Het was in die dagen dat Joseph zijn vriendin Maria op de rug van een ezel tilde om naar hun geboorteplaats te reizen. De overheid had een volkstelling aangekondigd, waarvoor iedereen terug moest naar de plaats waar ze vandaan kwamen. Maria was zwanger, bijna uitgerekend. Dus de ezel was geen luxe. Joseph en Maria waren trouwens nog niet getrouwd. Maar dat gaf toen niks. Maria was een stuk jonger. Dat maakte toen ook niks uit. Ze gingen op pad. Dat moest gebeuren.
Op een gegeven moment, ergens onderweg, voelde Maria dat het tijd was. Joseph probeerde in de plaats waar ze terechtgekomen waren een goeie plek voor de bevalling te vinden. Onderdak. Maar alles was vol. Alles. Een aangeschoten herbergier met een lui oog zei dat ze maar naar de stal moesten gaan, even buiten het dorp. Was van een oomzegger van hem.

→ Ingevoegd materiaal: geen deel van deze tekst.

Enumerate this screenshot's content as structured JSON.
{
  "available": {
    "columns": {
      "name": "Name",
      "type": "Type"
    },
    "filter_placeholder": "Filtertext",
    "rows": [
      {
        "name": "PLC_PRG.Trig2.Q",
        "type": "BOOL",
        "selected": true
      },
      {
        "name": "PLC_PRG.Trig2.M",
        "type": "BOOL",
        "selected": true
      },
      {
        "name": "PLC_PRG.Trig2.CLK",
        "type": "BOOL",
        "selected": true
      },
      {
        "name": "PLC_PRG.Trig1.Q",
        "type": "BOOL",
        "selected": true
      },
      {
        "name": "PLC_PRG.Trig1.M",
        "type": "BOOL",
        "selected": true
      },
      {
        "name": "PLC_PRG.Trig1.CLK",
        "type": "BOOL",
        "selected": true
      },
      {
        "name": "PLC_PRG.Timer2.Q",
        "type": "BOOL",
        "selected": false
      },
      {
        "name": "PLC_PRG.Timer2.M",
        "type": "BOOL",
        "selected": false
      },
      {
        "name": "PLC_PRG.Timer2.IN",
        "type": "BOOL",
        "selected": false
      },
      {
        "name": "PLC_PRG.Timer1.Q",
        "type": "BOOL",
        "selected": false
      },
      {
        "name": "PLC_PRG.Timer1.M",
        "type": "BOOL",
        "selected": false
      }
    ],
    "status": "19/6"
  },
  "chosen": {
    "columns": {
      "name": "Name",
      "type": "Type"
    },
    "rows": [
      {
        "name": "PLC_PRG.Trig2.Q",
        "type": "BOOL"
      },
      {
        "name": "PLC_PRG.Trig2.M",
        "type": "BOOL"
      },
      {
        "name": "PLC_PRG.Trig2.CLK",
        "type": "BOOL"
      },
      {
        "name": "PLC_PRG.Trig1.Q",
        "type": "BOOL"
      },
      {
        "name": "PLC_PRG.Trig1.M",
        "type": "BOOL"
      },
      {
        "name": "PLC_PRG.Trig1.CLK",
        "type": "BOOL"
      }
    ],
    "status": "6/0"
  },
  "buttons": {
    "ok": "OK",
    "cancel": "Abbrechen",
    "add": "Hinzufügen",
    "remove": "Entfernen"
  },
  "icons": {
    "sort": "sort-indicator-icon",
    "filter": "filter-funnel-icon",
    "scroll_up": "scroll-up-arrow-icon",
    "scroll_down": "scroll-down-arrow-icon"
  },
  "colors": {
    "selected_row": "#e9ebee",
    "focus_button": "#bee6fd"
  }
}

Daar was wel stro om in te liggen.
In die wonderlijke winternacht werd in dat stro een jongetje geboren. Hoog boven de stal stond opeens een bijzonder heldere ster met een staart. Er verschenen lichtgevende engelen. Ze fladderden rond de stal en zongen over een koningszoon.
In het veld zeiden twee niet al te grote herders tegen elkaar: „Wat is daar dan loos?” Ze gingen maar eens even kijken. Toen ze in de stal kwamen, troffen ze een man en een vrouw en een os en een ezel aan. Allen keken ze naar de baby die straalde van liefde, hoop en vergeving.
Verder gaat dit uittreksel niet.